Yes, it's well known. You can use it to prove that there are infinitely many distinct Pythagorean triples:MevsEinstein said:Summary: What the title says
I was looking at the tiles of my home's kitchen when I realized that you can form squares by summing consecutive odd numbers. First, start with one tile, then add one tile to the right, bottom, and right hand corner (3), and so on. Can this be applied somewhere? And has someone found it already?

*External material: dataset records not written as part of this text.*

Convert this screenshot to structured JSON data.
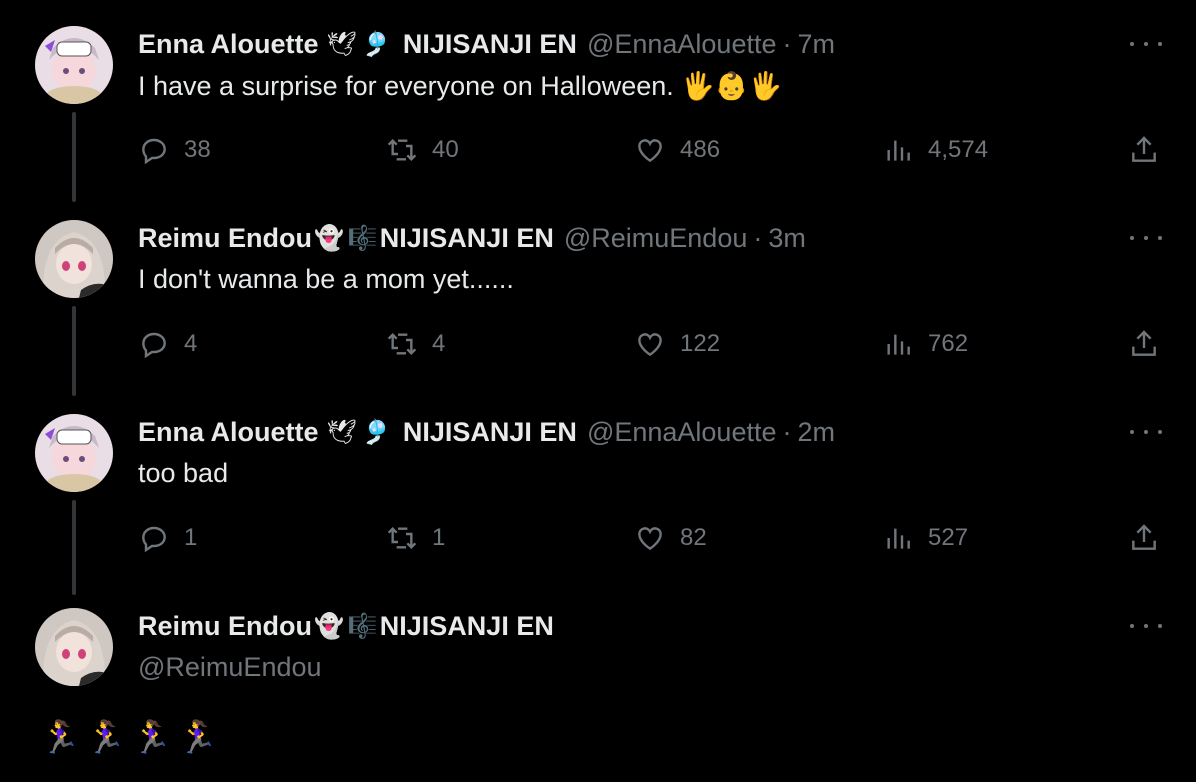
{
  "tweets": [
    {
      "name": "Enna Alouette",
      "emojis": [
        "🕊",
        "🎐"
      ],
      "affiliation": "NIJISANJI EN",
      "handle": "@EnnaAlouette",
      "time": "7m",
      "text": "I have a surprise for everyone on Halloween. 🖐👶🖐",
      "replies": "38",
      "reposts": "40",
      "likes": "486",
      "views": "4,574"
    },
    {
      "name": "Reimu Endou",
      "emojis": [
        "👻",
        "🎼"
      ],
      "affiliation": "NIJISANJI EN",
      "handle": "@ReimuEndou",
      "time": "3m",
      "text": "I don't wanna be a mom yet......",
      "replies": "4",
      "reposts": "4",
      "likes": "122",
      "views": "762"
    },
    {
      "name": "Enna Alouette",
      "emojis": [
        "🕊",
        "🎐"
      ],
      "affiliation": "NIJISANJI EN",
      "handle": "@EnnaAlouette",
      "time": "2m",
      "text": "too bad",
      "replies": "1",
      "reposts": "1",
      "likes": "82",
      "views": "527"
    }
  ],
  "compose": {
    "name": "Reimu Endou",
    "emojis": [
      "👻",
      "🎼"
    ],
    "affiliation": "NIJISANJI EN",
    "handle": "@ReimuEndou",
    "text": "🏃‍♀️🏃‍♀️🏃‍♀️🏃‍♀️"
  },
  "separator": "·",
  "icons": {
    "reply": "reply-icon",
    "repost": "repost-icon",
    "like": "heart-icon",
    "views": "views-icon",
    "share": "share-icon",
    "more": "more-icon"
  },
  "colors": {
    "background": "#000000",
    "text": "#e7e9ea",
    "secondary": "#71767b",
    "thread_line": "#333639"
  }
}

I don't understand why you say that. When k=0, 2k=0. That is the first term in my post.MevsEinstein said:your summation goes from ##k=1## to ##n##,
Oh I thought the first term for you was 3.FactChecker said:I don't understand why you say that. When k=0, 2k=0. That is the first term in my post.

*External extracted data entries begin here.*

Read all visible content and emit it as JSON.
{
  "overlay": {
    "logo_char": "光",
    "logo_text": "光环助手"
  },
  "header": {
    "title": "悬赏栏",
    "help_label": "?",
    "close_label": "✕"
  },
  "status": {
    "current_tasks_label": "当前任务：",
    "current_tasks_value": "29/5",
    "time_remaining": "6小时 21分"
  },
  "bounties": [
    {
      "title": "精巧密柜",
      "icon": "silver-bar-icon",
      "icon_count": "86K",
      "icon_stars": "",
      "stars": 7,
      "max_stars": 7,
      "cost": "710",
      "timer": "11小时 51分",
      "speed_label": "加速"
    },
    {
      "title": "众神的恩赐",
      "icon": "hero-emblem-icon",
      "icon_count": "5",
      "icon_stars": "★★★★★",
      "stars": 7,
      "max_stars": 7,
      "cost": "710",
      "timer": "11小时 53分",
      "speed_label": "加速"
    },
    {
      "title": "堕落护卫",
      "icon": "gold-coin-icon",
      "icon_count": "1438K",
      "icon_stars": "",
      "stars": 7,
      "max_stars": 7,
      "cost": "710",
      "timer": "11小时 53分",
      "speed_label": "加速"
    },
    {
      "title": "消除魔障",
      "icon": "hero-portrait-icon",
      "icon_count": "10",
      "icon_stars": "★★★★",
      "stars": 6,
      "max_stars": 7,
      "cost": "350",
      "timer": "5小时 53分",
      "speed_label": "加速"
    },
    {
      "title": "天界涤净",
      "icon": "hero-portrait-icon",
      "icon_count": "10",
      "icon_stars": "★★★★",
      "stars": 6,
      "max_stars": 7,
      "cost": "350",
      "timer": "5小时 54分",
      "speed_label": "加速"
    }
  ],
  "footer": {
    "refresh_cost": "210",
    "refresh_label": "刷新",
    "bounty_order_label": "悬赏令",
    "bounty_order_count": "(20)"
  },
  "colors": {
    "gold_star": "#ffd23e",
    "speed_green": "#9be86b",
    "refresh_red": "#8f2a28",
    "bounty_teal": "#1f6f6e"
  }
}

1=1, 1+8=9, 1+8+27=36, 1+8+27+64=100, ... In other words, this is ##1^2, 3^2, 6^2, 10^2##. 1 is the sum of the first integer, 3 is the sum of the first two consecutive integers, and so on. this means that the sum of consecutive cubes is ##\frac{n^2*(n+1)^2}{4}##. I have seen this before.PeroK said:Can you find a similar pattern for consecutive cubes?
Oh wait, I misunderstood what you were saying. So we have 1, 7, 19, 37... To me this looks like a quadratic equation. After solving some systems of equations, we now know that ##\sum_{k=0}^n 3k^2 - 3k +1 = n^3##. Amazing!PeroK said:Can you find a similar pattern for consecutive cubes?

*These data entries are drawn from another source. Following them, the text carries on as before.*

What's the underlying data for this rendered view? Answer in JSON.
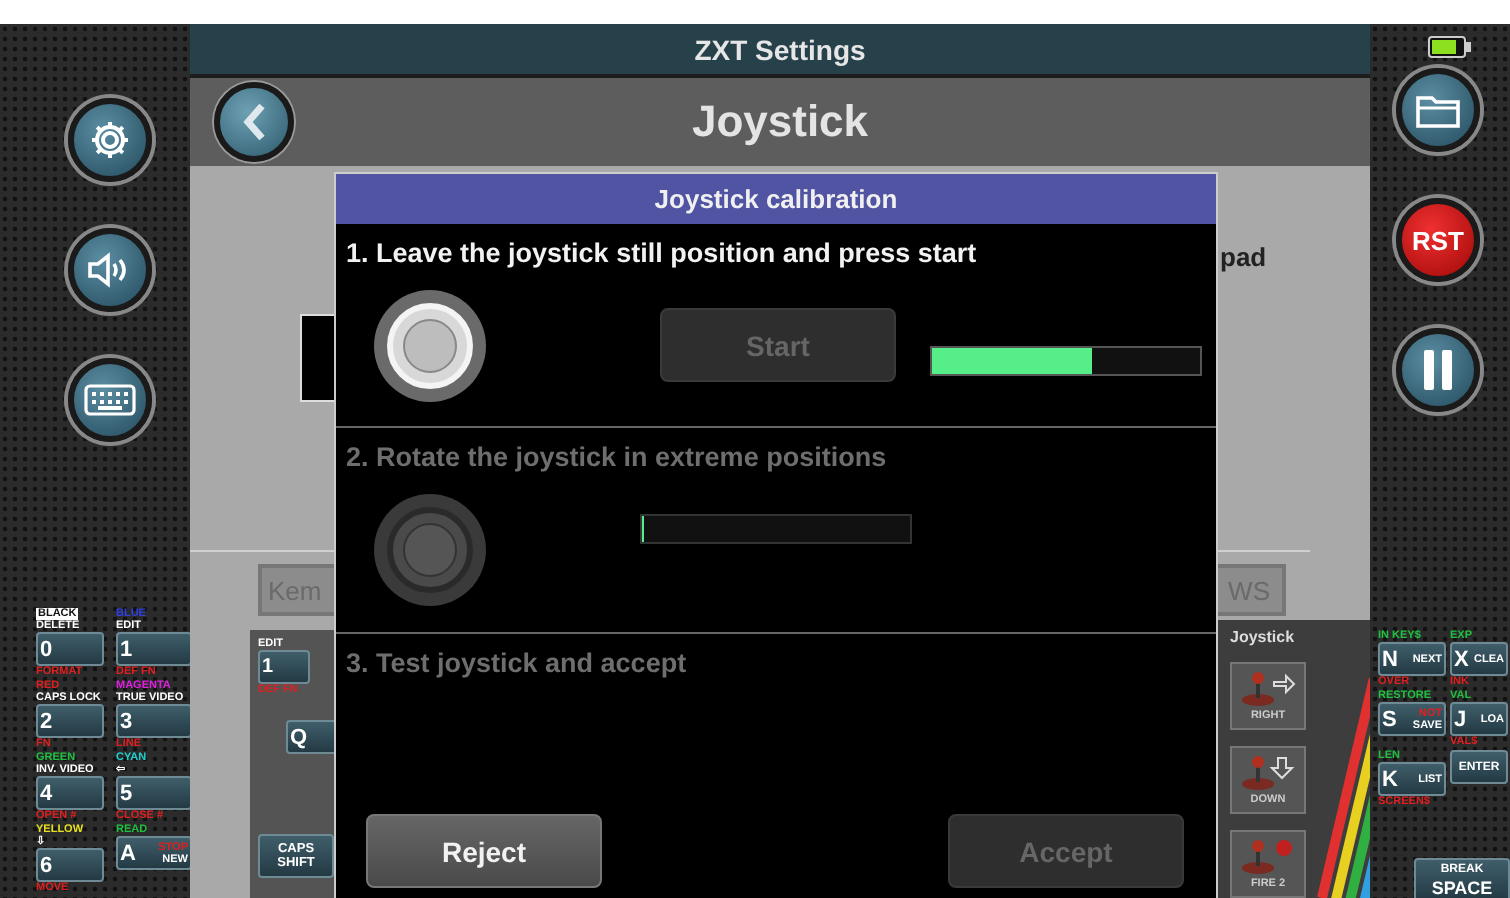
{
  "top_bar": {
    "title": "ZXT Settings"
  },
  "header": {
    "title": "Joystick"
  },
  "left_rail": {
    "buttons": [
      {
        "kind": "settings"
      },
      {
        "kind": "sound"
      },
      {
        "kind": "keyboard"
      }
    ],
    "keys": [
      {
        "main": "0",
        "top": [
          {
            "text": "BLACK",
            "color": "#ffffff",
            "boxed": true
          },
          {
            "text": "DELETE",
            "boxed": false
          }
        ],
        "bottom": "FORMAT"
      },
      {
        "main": "1",
        "top": [
          {
            "text": "BLUE",
            "color": "#3040e0",
            "boxed": false
          },
          {
            "text": "EDIT",
            "color": "#ffffff",
            "boxed": false
          }
        ],
        "bottom": "DEF FN"
      },
      {
        "main": "2",
        "top": [
          {
            "text": "RED",
            "color": "#e02020",
            "boxed": false
          },
          {
            "text": "CAPS LOCK",
            "color": "#ffffff",
            "boxed": false
          }
        ],
        "bottom": "FN"
      },
      {
        "main": "3",
        "top": [
          {
            "text": "MAGENTA",
            "color": "#e020e0",
            "boxed": false
          },
          {
            "text": "TRUE VIDEO",
            "color": "#ffffff",
            "boxed": false
          }
        ],
        "bottom": "LINE"
      },
      {
        "main": "4",
        "top": [
          {
            "text": "GREEN",
            "color": "#20c040",
            "boxed": false
          },
          {
            "text": "INV. VIDEO",
            "color": "#ffffff",
            "boxed": false
          }
        ],
        "bottom": "OPEN #"
      },
      {
        "main": "5",
        "top": [
          {
            "text": "CYAN",
            "color": "#20d0d0",
            "boxed": false
          },
          {
            "text": "⇦",
            "color": "#ffffff",
            "boxed": false
          }
        ],
        "bottom": "CLOSE #"
      },
      {
        "main": "6",
        "top": [
          {
            "text": "YELLOW",
            "color": "#e8e020",
            "boxed": false
          },
          {
            "text": "⇩",
            "color": "#ffffff",
            "boxed": false
          }
        ],
        "bottom": "MOVE"
      },
      {
        "main": "A",
        "top": [
          {
            "text": "READ",
            "color": "#20c040",
            "boxed": false
          }
        ],
        "inner": [
          {
            "text": "STOP",
            "color": "#e02020"
          },
          {
            "text": "NEW",
            "color": "#ffffff"
          }
        ]
      }
    ]
  },
  "right_rail": {
    "buttons": [
      {
        "kind": "folder"
      },
      {
        "kind": "reset",
        "label": "RST"
      },
      {
        "kind": "pause"
      }
    ],
    "keys": [
      {
        "main": "N",
        "top": [
          {
            "text": "IN KEY$",
            "color": "#20c040",
            "boxed": false
          }
        ],
        "inner": [
          {
            "text": "NEXT",
            "color": "#ffffff"
          }
        ],
        "bottom": "OVER"
      },
      {
        "main": "X",
        "top": [
          {
            "text": "EXP",
            "color": "#20c040",
            "boxed": false
          }
        ],
        "inner": [
          {
            "text": "CLEA",
            "color": "#ffffff"
          }
        ],
        "bottom": "INK"
      },
      {
        "main": "S",
        "top": [
          {
            "text": "RESTORE",
            "color": "#20c040",
            "boxed": false
          }
        ],
        "inner": [
          {
            "text": "NOT",
            "color": "#e02020"
          },
          {
            "text": "SAVE",
            "color": "#ffffff"
          }
        ]
      },
      {
        "main": "J",
        "top": [
          {
            "text": "VAL",
            "color": "#20c040",
            "boxed": false
          }
        ],
        "inner": [
          {
            "text": "LOA",
            "color": "#ffffff"
          }
        ],
        "bottom": "VAL$"
      },
      {
        "main": "K",
        "top": [
          {
            "text": "LEN",
            "color": "#20c040",
            "boxed": false
          }
        ],
        "inner": [
          {
            "text": "LIST",
            "color": "#ffffff"
          }
        ],
        "bottom": "SCREEN$"
      },
      {
        "main": "ENTER"
      }
    ],
    "space_key": [
      "BREAK",
      "SPACE"
    ]
  },
  "background": {
    "heading_fragment": "pad",
    "left_button": "Kem",
    "right_button": "WS"
  },
  "keyboard_panel": {
    "label": "EDIT",
    "key": "1",
    "key_bottom": "DEF FN",
    "q_key": "Q",
    "shift_key": [
      "CAPS",
      "SHIFT"
    ]
  },
  "joystick_panel": {
    "title": "Joystick",
    "buttons": [
      {
        "kind": "right",
        "label": "RIGHT"
      },
      {
        "kind": "down",
        "label": "DOWN"
      },
      {
        "kind": "fire",
        "label": "FIRE 2"
      }
    ]
  },
  "dialog": {
    "title": "Joystick calibration",
    "steps": [
      {
        "kind": "start",
        "text": "1. Leave the joystick still position and press start",
        "active": true,
        "button": "Start",
        "button_disabled": true,
        "level": 0.6
      },
      {
        "kind": "rotate",
        "text": "2. Rotate the joystick in extreme positions",
        "active": false,
        "level": 0
      },
      {
        "kind": "test",
        "text": "3. Test joystick and accept",
        "active": false
      }
    ],
    "buttons": [
      {
        "label": "Reject",
        "disabled": false
      },
      {
        "label": "Accept",
        "disabled": true
      }
    ]
  }
}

Let's take the sequence of differences between consecutive cubes: ##1, 7, 19, 37 \dots##.MevsEinstein said:Oh wait, I misunderstood what you were saying. So we have 1, 7, 19, 37... To me this looks like a quadratic equation. After solving some systems of equations, we now know that ##\sum_{k=0}^n 3k^2 - 3k +1 = n^3##. Amazing!
Discovering math on my own is feeling great :).
the pattern seems to be the consecutive multiples of six, so I think the next term is 61.PeroK said:Let's take the sequence of differences between consecutive cubes: ##1, 7, 19, 37 \dots##.
Can you guess the next one from that sequence?
##k## actually goes from ##1## to ##n##, sorry about that.MevsEinstein said:##\sum_{k=0}^n 3k^2 - 3k +1 = n^3##. Amazing!
Yes, the equation ##\sum^n_{k=0} 2k+1 = n^2## is commonly used in various fields of science, such as mathematics, physics, and computer science. It is often used to calculate the sum of odd numbers up to a given value of n, and has many applications in different areas of research.
The equation ##\sum^n_{k=0} 2k+1 = n^2## can be derived using various mathematical techniques, such as algebraic manipulation, induction, and geometric reasoning. It is a well-known identity that has been proven by many mathematicians throughout history.
Yes, the equation ##\sum^n_{k=0} 2k+1 = n^2## has many real-life applications, such as in calculating the total number of objects in a triangular arrangement or in determining the number of squares on a chessboard. It is also used in computer algorithms and programming to solve various problems.
Yes, the equation ##\sum^n_{k=0} 2k+1 = n^2## has been known and used for centuries by mathematicians and scientists. It has been used in various forms in ancient civilizations, such as in the works of Greek mathematicians like Pythagoras and Archimedes.
Yes, there are many variations of the equation ##\sum^n_{k=0} 2k+1 = n^2##, depending on the starting and ending values of k. For example, the equation ##\sum^n_{k=1} 2k+1 = (n+1)^2## starts with k=1 instead of k=0. These variations have their own unique applications and uses in different fields of science.